While the Gospel of Mary was discovered decades before the Nag Hammadi finds, it wasn’t published until 1955, due to a series of misfortunes: A burst water pipe at a German publishing house in 1912 destroyed the entire edition as it was set to go to press. Then World War I erupted. Then the scholar trying to get out a definitive edition died in 1938, right on the eve of another global war that would devastate Europe and delay publication. Scholarly wheels grind slowly as well, and it wasn’t until 1955 that the Gospel of Mary was finally published. It took the renewed interest in Mary Magdalene and Christian feminism two decades later, and Elaine Pagels’s work on The Gnostic Gospels, to give this gospel the attention it deserves.
Yet for all its importance, the document has also suffered the vicissitudes of the centuries and contemporary antiquities wranglers. The text is missing pages 1 to 6 and pages 11 to 14, so we are left with chapters 4 and 5, and then chapters 8 and 9, where the gospel seems to end. It is a total of eight pages, about half the original.
Even with these gaps, the Gospel of Mary is one of the most important texts to emerge from the sands of Egypt, given the central role it gives to “Mary,” who is presumed by most experts to be Mary Magdalene (though some contend that this Mary could be Jesus’s mother). It is a thrilling document to see up close, with the clarity of the writing on the page. And it has such a provocative title: Mary Magdalene’s version of her relationship to the Savior.

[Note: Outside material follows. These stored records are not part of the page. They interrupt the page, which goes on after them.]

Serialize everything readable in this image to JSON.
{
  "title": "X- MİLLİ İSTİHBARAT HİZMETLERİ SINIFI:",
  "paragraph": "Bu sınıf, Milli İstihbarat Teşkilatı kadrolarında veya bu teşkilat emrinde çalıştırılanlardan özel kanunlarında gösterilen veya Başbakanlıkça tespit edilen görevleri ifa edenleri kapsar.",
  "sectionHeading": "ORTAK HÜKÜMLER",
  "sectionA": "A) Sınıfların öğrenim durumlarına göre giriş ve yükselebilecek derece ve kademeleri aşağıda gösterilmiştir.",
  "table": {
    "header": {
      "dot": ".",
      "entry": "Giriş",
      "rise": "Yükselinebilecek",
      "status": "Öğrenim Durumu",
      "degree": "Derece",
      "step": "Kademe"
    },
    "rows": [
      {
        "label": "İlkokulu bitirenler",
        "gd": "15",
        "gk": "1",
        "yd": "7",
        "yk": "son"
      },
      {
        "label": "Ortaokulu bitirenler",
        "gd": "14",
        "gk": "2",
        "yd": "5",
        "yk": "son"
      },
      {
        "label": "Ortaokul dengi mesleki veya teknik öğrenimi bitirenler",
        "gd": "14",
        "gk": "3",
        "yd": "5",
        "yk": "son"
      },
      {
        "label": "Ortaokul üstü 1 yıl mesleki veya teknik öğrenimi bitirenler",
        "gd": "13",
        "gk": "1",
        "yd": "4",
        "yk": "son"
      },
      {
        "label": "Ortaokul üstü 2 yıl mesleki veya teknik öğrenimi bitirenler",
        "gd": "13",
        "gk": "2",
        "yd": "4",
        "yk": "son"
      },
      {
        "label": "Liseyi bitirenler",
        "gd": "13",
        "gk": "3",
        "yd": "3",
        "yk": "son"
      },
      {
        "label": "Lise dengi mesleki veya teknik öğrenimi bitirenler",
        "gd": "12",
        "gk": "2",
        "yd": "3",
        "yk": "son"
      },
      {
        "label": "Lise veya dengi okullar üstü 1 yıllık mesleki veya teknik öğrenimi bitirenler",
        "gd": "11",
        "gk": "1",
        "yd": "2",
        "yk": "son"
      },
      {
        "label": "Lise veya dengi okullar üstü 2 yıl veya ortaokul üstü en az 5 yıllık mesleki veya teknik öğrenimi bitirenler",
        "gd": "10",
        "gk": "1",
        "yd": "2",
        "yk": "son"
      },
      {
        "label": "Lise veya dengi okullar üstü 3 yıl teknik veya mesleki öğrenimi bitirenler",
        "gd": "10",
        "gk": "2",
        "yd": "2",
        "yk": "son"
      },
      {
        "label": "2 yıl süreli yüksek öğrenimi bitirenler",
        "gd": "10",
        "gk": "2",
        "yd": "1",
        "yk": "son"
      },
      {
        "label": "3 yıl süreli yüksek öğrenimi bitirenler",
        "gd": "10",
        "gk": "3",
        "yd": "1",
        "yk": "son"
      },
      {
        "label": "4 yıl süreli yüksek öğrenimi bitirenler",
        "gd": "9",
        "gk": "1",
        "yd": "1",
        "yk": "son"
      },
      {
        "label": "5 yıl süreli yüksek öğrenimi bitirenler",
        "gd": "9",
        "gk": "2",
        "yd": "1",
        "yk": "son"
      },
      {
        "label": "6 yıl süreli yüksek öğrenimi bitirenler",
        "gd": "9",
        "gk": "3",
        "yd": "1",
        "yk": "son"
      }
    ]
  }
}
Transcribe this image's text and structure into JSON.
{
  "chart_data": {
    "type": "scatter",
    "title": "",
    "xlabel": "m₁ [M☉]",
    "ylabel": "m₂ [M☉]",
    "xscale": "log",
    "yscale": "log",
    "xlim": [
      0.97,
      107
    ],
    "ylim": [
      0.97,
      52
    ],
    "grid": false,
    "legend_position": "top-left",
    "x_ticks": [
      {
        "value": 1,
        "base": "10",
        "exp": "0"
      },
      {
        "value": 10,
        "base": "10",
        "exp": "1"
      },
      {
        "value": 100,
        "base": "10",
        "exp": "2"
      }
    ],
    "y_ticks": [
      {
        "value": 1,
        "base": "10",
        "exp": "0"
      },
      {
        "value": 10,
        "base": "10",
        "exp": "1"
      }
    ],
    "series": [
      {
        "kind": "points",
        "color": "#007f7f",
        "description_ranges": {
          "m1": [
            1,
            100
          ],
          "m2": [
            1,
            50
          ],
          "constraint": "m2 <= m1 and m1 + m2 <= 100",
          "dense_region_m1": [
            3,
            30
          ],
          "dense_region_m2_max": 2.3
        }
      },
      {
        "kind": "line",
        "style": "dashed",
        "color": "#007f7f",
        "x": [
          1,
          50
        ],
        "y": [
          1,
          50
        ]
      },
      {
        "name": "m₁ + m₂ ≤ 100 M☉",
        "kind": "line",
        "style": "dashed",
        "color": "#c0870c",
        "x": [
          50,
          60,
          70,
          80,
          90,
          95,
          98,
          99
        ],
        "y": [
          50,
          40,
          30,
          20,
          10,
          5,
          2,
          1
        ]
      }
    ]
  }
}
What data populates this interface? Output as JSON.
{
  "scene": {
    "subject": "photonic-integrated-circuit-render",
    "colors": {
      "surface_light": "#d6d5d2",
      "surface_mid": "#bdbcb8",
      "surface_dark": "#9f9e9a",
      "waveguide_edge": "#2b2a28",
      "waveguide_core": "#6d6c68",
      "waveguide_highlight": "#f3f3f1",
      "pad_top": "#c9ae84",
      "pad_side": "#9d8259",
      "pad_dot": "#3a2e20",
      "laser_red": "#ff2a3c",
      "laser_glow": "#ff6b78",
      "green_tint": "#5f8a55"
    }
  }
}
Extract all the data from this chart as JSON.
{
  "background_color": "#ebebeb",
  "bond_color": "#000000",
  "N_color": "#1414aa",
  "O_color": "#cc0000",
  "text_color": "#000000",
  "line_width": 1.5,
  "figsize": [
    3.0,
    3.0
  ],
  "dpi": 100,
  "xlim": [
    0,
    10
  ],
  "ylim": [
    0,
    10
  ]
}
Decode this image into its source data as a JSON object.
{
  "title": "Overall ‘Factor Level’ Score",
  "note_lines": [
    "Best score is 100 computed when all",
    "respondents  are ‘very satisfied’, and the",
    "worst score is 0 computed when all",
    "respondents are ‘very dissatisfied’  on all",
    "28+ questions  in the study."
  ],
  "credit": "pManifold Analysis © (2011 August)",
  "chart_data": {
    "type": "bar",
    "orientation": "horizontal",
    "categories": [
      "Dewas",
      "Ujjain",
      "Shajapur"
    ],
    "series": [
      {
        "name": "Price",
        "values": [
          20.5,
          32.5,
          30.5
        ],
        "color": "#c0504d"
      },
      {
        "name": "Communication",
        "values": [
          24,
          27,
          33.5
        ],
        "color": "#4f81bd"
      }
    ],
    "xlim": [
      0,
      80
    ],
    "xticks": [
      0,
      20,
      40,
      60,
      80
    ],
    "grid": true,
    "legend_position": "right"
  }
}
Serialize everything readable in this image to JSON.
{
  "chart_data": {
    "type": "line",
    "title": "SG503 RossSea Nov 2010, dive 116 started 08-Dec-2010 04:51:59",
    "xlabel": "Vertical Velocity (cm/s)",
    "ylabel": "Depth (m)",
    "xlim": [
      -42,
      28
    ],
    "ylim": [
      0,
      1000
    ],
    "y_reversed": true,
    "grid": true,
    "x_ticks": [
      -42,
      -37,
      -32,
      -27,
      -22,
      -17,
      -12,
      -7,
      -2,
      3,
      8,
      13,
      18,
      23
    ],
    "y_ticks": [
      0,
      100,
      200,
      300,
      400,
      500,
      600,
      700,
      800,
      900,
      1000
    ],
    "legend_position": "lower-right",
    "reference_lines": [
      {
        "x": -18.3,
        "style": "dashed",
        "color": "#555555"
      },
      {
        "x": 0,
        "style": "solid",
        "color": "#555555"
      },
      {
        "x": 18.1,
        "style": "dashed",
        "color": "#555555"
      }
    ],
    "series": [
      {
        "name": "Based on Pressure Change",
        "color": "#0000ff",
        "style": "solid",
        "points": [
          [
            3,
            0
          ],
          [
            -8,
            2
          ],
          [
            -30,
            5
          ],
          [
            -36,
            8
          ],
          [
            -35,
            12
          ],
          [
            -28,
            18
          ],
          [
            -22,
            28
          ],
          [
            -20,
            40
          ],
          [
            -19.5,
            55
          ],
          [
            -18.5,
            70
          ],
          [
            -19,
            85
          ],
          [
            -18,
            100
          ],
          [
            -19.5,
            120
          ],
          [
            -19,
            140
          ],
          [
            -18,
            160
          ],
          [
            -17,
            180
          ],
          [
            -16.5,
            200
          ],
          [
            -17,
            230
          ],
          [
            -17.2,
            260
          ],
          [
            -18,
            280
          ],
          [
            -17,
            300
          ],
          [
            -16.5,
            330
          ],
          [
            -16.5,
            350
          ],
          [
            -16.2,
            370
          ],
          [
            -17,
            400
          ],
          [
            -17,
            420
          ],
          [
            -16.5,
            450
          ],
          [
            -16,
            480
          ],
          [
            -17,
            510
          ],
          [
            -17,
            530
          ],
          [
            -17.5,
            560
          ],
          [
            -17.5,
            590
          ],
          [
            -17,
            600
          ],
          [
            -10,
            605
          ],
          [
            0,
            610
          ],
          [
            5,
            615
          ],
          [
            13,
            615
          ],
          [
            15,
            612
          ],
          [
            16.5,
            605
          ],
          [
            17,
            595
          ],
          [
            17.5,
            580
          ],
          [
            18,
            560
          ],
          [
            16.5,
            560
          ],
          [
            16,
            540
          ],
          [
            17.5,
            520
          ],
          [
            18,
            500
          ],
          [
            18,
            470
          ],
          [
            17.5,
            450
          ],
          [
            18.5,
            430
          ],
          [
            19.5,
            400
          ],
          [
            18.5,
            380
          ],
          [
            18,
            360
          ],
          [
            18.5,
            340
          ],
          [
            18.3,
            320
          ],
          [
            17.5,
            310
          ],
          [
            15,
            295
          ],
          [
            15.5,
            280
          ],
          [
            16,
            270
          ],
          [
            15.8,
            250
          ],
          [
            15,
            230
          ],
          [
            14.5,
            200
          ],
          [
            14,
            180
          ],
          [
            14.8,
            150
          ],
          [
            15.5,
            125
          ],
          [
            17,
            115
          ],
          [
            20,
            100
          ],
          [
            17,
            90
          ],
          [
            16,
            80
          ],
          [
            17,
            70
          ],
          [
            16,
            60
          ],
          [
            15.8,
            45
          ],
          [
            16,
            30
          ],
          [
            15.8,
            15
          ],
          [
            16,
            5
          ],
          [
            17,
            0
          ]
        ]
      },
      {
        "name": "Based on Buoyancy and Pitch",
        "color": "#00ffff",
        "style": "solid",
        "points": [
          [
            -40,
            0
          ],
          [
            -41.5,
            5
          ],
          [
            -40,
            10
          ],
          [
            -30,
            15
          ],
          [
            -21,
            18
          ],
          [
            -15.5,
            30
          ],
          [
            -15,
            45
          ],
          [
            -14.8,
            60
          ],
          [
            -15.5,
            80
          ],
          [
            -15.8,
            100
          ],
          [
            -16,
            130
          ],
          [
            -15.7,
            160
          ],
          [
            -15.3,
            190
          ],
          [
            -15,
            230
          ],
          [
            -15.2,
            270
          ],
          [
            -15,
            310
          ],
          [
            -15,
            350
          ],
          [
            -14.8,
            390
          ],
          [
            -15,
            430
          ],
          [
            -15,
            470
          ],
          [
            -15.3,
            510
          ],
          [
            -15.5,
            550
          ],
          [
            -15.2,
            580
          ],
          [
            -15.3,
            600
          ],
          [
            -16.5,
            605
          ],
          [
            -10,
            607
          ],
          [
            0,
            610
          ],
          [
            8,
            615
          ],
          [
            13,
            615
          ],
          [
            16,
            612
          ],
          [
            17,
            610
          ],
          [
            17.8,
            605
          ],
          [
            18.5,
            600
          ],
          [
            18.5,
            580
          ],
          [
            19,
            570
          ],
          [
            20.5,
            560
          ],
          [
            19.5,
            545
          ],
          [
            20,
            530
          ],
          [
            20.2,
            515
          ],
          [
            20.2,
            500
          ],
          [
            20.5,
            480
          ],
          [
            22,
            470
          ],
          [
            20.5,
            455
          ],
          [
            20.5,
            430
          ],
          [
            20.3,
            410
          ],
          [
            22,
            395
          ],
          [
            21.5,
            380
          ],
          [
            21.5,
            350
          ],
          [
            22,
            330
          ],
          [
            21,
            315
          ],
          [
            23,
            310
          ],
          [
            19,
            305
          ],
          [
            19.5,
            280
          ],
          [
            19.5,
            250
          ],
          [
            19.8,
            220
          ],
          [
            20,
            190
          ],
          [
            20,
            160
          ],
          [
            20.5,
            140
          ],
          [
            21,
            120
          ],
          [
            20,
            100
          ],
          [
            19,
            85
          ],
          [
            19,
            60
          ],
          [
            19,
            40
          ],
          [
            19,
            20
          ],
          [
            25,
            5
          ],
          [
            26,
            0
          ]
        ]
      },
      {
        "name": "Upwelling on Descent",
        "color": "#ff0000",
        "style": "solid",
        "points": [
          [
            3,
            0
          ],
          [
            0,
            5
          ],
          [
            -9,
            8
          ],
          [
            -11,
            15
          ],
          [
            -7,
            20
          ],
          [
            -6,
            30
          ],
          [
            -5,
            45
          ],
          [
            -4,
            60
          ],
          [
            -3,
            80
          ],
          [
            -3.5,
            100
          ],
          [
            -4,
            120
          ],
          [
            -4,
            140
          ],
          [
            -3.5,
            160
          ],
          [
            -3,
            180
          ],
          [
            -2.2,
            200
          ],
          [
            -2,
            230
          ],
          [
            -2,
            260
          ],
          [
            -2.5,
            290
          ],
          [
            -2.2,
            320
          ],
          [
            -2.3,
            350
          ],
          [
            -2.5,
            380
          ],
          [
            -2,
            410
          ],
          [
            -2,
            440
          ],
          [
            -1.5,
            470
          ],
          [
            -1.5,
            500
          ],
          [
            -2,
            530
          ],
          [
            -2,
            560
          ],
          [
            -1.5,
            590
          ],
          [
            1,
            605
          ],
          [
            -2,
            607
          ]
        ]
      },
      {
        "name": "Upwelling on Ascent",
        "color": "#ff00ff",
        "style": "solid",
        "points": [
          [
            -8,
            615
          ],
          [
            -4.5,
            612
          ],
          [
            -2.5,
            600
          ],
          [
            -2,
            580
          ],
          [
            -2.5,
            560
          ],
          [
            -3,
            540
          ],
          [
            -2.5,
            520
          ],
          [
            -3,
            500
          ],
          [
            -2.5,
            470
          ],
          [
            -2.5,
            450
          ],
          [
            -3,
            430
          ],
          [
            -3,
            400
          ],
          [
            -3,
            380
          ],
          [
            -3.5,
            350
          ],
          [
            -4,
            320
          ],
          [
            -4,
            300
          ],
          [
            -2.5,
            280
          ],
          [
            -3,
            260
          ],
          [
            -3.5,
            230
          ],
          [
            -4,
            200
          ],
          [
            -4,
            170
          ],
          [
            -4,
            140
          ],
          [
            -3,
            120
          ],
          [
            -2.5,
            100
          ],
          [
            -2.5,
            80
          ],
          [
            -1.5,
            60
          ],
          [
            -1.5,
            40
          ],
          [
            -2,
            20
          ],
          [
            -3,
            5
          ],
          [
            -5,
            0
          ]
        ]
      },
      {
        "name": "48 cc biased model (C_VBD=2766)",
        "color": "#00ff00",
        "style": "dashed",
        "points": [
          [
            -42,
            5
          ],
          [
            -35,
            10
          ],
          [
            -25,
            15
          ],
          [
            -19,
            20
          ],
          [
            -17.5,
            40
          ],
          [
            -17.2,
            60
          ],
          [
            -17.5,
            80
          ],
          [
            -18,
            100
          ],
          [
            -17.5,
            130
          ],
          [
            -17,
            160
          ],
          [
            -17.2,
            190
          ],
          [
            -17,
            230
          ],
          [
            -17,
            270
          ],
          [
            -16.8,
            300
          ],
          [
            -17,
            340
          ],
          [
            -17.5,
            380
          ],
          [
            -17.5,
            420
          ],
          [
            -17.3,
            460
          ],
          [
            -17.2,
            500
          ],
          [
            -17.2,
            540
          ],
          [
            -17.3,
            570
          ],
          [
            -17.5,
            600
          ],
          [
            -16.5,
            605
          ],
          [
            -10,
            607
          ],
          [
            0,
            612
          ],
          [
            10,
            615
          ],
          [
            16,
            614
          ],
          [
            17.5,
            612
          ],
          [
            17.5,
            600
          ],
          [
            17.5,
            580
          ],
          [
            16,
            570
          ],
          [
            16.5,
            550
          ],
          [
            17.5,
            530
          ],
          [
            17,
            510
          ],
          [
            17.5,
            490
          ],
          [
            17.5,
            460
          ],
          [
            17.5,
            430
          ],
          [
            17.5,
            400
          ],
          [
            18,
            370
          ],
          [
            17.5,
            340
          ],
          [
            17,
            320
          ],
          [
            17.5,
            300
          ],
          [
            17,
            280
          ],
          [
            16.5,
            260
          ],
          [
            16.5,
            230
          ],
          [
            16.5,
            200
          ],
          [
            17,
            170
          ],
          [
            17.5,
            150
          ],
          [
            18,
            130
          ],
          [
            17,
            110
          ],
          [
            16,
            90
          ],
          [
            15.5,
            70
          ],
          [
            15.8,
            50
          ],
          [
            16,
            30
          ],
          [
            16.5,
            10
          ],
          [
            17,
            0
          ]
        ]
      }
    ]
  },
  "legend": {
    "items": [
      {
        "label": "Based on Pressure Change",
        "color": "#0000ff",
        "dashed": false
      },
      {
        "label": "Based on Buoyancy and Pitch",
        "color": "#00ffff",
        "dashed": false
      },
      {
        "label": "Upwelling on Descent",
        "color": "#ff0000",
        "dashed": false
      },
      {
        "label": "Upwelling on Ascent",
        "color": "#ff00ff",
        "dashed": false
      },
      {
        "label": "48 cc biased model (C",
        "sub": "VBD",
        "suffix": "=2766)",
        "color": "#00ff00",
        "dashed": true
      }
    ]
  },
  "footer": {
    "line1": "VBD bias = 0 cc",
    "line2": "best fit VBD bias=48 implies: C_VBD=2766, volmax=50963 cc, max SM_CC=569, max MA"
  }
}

The Gospel of Mary is simple to summarize: It picks up with a dialogue between Jesus and his disciples, with the Savior delivering his wisdom about the fate of the material world and sin, and then exhorting them to “go then and preach the gospel of the Kingdom,” and not to be legalistic about it. Then Jesus leaves. Yet the disciples are confused about what he has told them, and fearful that they will be persecuted. It is Mary Magdalene who bucks them up. “Do not weep and do not grieve nor be irresolute, for His grace will be entirely with you and will protect you.